“呵,利用秦家与霍家的嫌隙引诱心性纯简暴躁易怒的霍大公子上门。他这一手一箭双雕的把戏玩得不错。既除了秦家这个心腹大患,推出秦家做振灾失粮案的替罪羊,又借刀杀人谋算霍家。”刘紫月中肯地评价道。

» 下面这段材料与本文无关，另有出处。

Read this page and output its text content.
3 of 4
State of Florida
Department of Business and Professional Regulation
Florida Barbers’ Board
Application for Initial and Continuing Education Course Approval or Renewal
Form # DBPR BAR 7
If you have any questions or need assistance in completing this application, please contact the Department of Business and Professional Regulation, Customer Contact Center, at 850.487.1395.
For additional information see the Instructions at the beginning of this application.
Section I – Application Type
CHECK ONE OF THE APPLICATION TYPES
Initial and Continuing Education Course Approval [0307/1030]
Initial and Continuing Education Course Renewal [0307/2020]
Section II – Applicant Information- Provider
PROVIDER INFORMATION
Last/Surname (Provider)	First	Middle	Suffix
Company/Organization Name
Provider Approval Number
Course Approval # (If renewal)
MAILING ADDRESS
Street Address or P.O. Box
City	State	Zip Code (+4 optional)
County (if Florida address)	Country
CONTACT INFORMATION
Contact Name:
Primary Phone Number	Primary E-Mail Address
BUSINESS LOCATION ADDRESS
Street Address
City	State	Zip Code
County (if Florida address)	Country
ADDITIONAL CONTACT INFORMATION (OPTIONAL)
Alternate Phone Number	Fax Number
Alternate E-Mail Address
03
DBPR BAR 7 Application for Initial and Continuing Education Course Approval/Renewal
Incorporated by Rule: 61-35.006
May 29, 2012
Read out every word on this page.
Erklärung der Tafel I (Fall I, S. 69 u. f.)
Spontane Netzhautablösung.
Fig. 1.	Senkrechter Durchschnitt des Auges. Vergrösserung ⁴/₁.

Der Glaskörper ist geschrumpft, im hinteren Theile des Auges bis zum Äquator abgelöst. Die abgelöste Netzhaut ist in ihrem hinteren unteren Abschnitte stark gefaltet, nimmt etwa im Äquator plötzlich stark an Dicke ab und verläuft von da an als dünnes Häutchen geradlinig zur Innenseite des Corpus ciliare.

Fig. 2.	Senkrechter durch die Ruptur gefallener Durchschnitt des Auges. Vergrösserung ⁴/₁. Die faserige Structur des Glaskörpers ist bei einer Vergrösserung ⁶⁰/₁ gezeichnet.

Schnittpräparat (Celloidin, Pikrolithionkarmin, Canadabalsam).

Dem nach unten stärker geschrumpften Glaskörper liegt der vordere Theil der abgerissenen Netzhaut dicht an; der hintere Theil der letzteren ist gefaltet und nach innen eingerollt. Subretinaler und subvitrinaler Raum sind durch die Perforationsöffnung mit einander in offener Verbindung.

“若是本妃没有记错的话,临南关那里,南疆缕缕犯境边关,镇国将军府请旨用兵南疆,皇上准备将临南军另一半的兵权交给霍家。他倒是好打算。”刘紫月甩袖坐回位子上,手点着桌子淡然冷笑。拿着一半的虎符,独掌临南军军务要事,倒是把他的心养大了。霍家一向与他不睦,他自然不愿意让一个对头与他分掌军权。霍家长房长孙的死对霍老将军的打击巨大,若是霍家再出事端,霍老将军自然上不了战场。
“今夜为了将计就计顺利诱杀秦湛父子,他还是真是费尽心思。”刘紫月道。
幕后设局之人除了在秦家玩的一箭双雕的把戏,还在在城门口又利用他在京城九门的势力制造乱局拦下秦湛自以为是带在身后的小尾巴。今夜若不是她事先算准了他的将计就计诱杀秦湛之心,做了安排布下萧墙祸起之局,利用西城城门守将之间的内部矛盾引开城门守将的注意。或许那人倒是真神不知鬼不觉顺利脱身,而振灾粮一案的真像便如泥入大海,再无从查起。
谋算皇上的振灾粮,谋算闽泰钱庄的调拨银,又谋算着百万在镇南军的另一半军权,他究竟想要做什么?此一局,那人顺势而为,利用皇上的谋算,步步深谋,渔翁得利。他的胃口不小。
冷风从半开着的窗子扫入。书房内的灯都扑闪扑闪的,刘紫月挥手让龙一关窗,略作沉吟后,手点着桌子老神自在地道“对于霍家他一计已施,为达目的必还有后手。不若本妃帮他一把,给他顺顺胃,别心太大自己给自己噎死。”
龙一嘴角微抽,王妃的忙只怕越帮越乱,那人只怕要倒大霉了。龙一心底默默地为那人点根蜡烛,惹恼他她们家王妃,那人自求多福吧。